Alessandro TURCHI dit l’Orbetto (Vérone 1578 - Rome 1649)

"Etude pour la déploration du Christ"

Plume, encre brune et lavis brun sur traits de pierre noire

Surnommé l’Orbetto, Alessandro Turchi est originaire de Vérone, où il débuta sa carrière. Il s’y forma auprès du peintre maniériste Felice Brusasorci, puis étudia quelques temps à Venise. Ses débuts furent brillants, et couronnés en 1609 par son entrée à la prestigieuse Academia Filarmonica. On conserve de lui, à Vérone et aux alentours, de nombreux tableaux d’autel attestant de l’indépendance de son style, qui se libéra progressivement du maniérisme pour adopter le goût classique émergeant.
Turchi s’installa définitivement à Rome en 1614 ou 1615, tout en gardant d’étroits liens avec sa ville natale vers laquelle il continuera d’envoyer des œuvres.

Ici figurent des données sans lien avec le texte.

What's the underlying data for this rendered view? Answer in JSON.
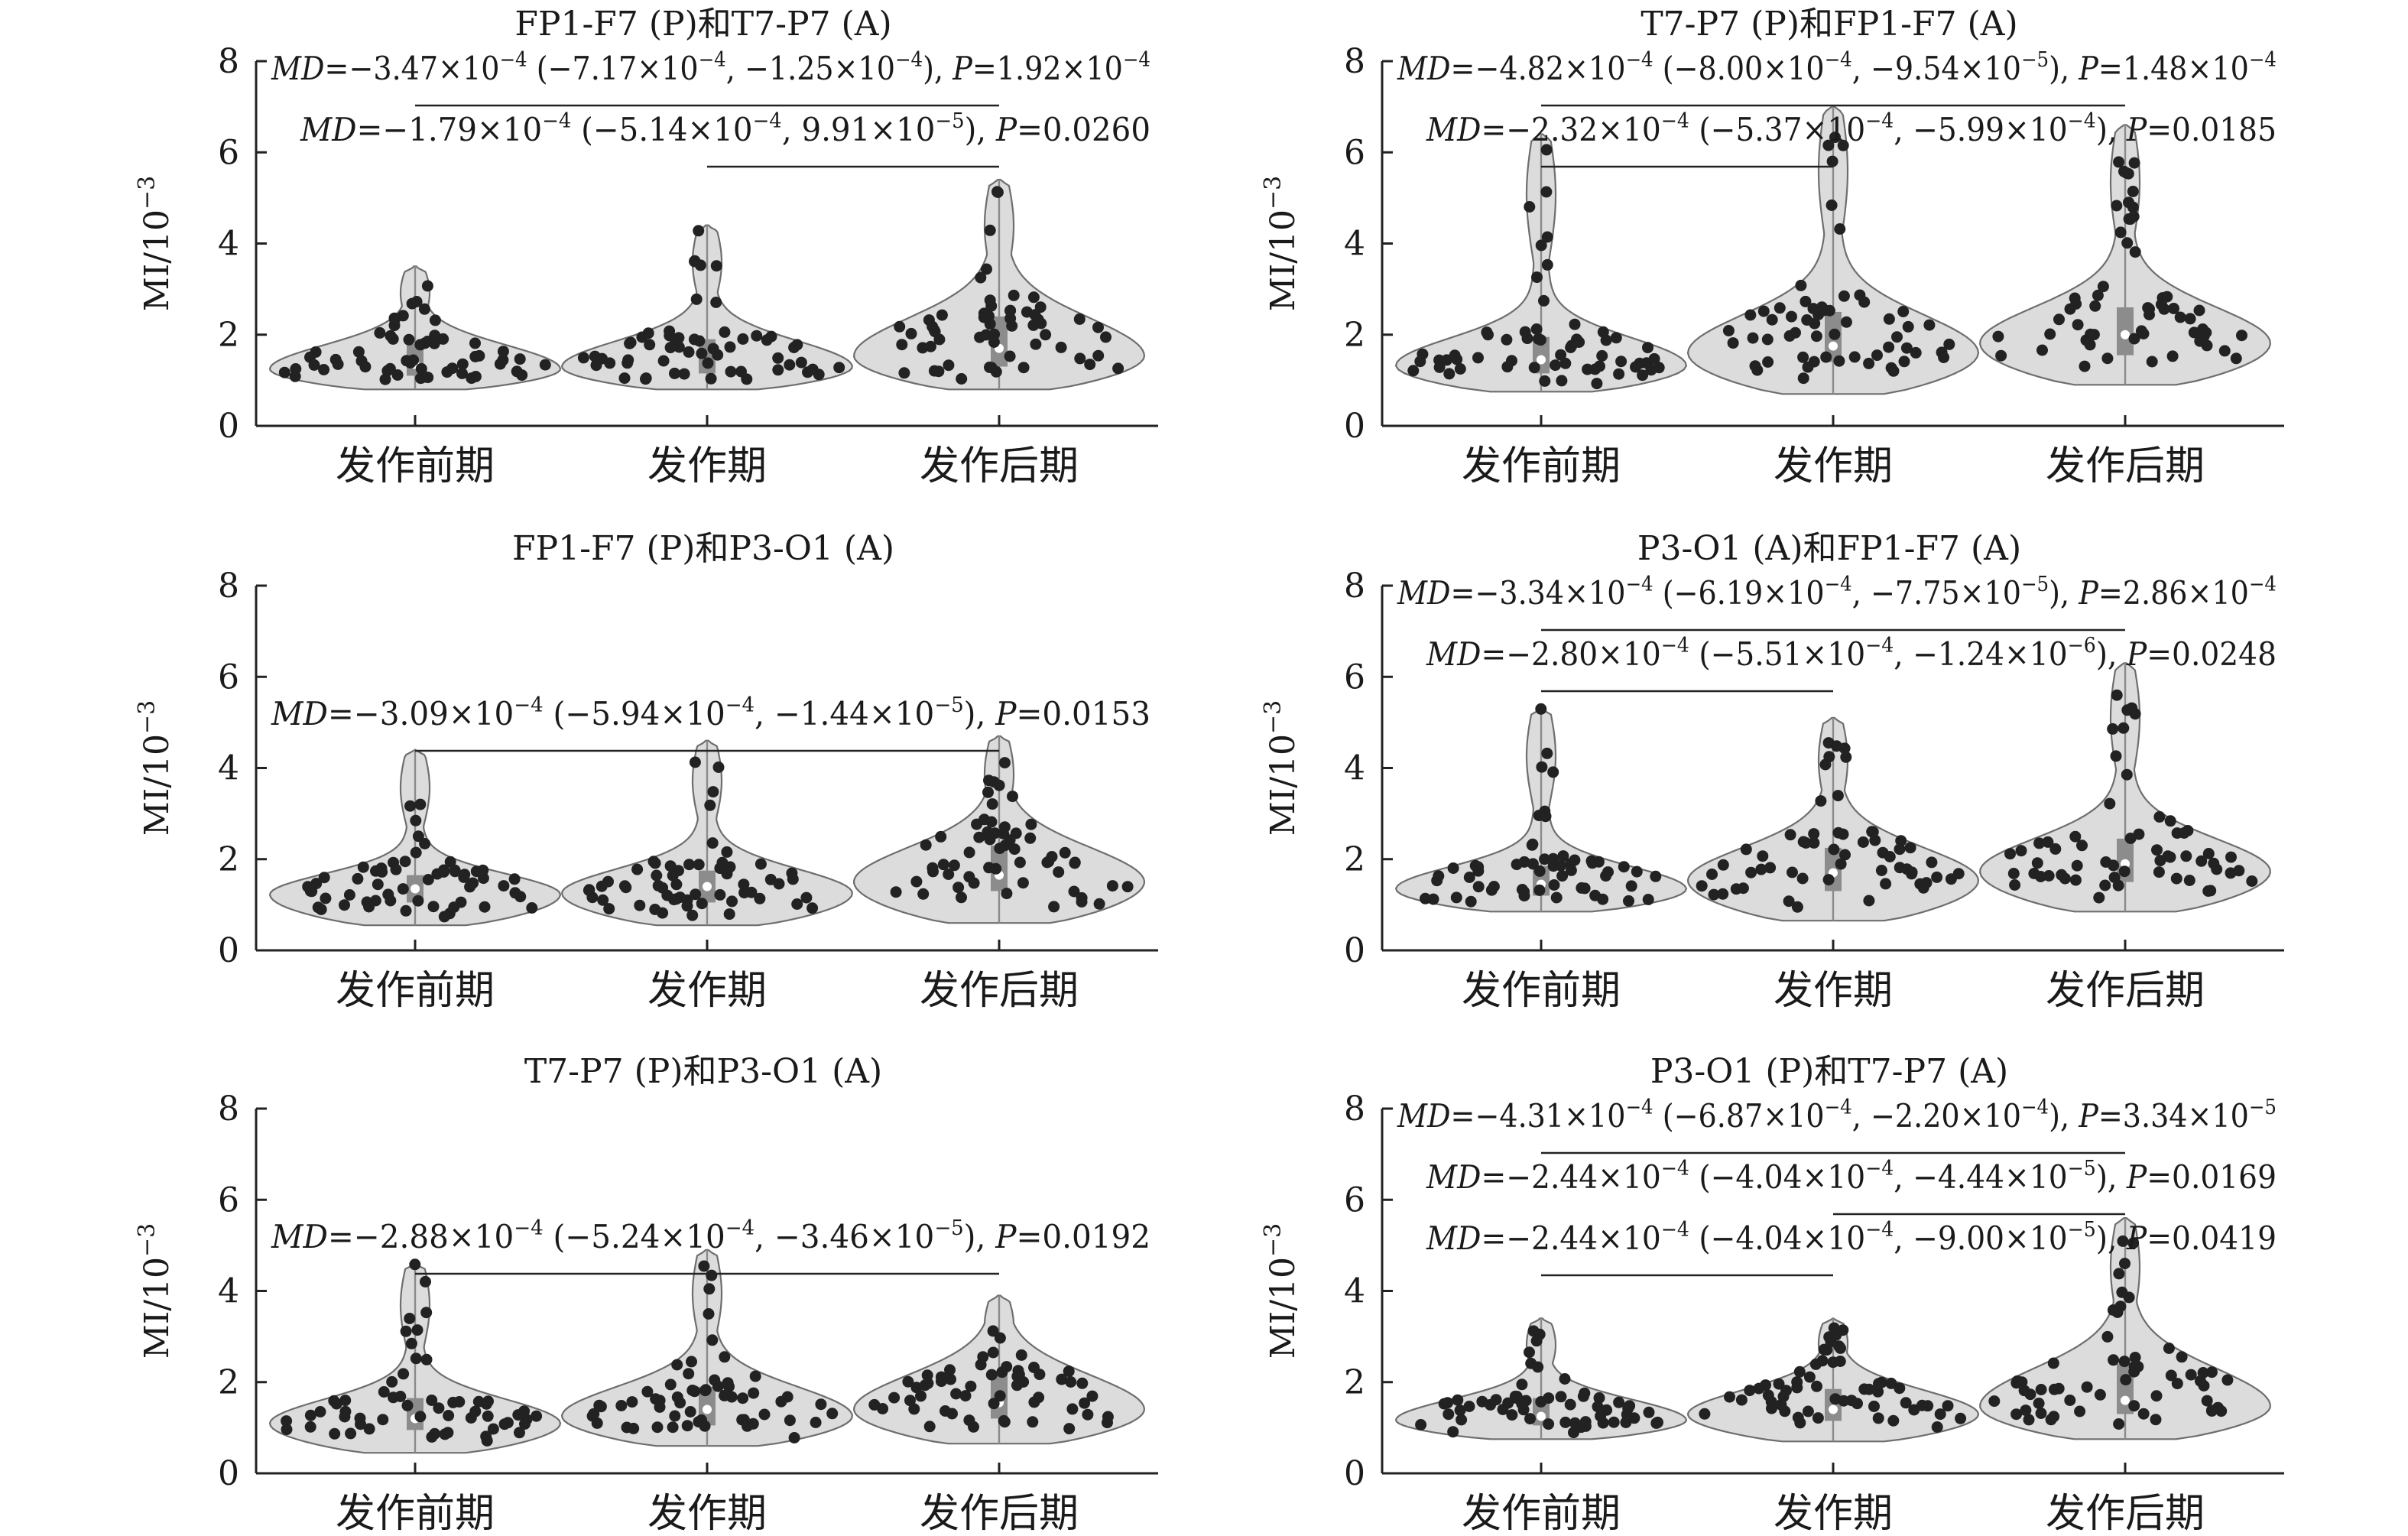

Il se montra un travailleur assidu, composant autant de grands formats religieux ou mythologiques que de petites œuvres sur bois ou sur marbre. A son arrivée à Rome, il travailla au décor de la Sala Regia du Palais du Quirinale, aux côtés de son compatriote Bassetti, de Lanfraco, ou encore de Carlo Saraceni. Ce dernier, auquel il se lia d’amitié, l’introduisit auprès du mouvement caravagesque. Turchi en empruntera le luminisme, qu’il marie au chromatisme découvert à Venise. Sa peinture se fait désormais classique, révélant notamment sa profonde connaissance des bolonais que sont les Carrache ou Guido Reni.
Le décor de la Sala Regia fit connaître l’artiste de la noblesse et du clergé romain, ce qui lui assura des commandes régulières. Il comptait parmi ses protecteurs le cardinal et grand collectionneur Scipione Caffarelli-Borghese. Reconnu pour son talent, Turchi fut nommé en 1637 Prince de l’Académie de Saint-Luc.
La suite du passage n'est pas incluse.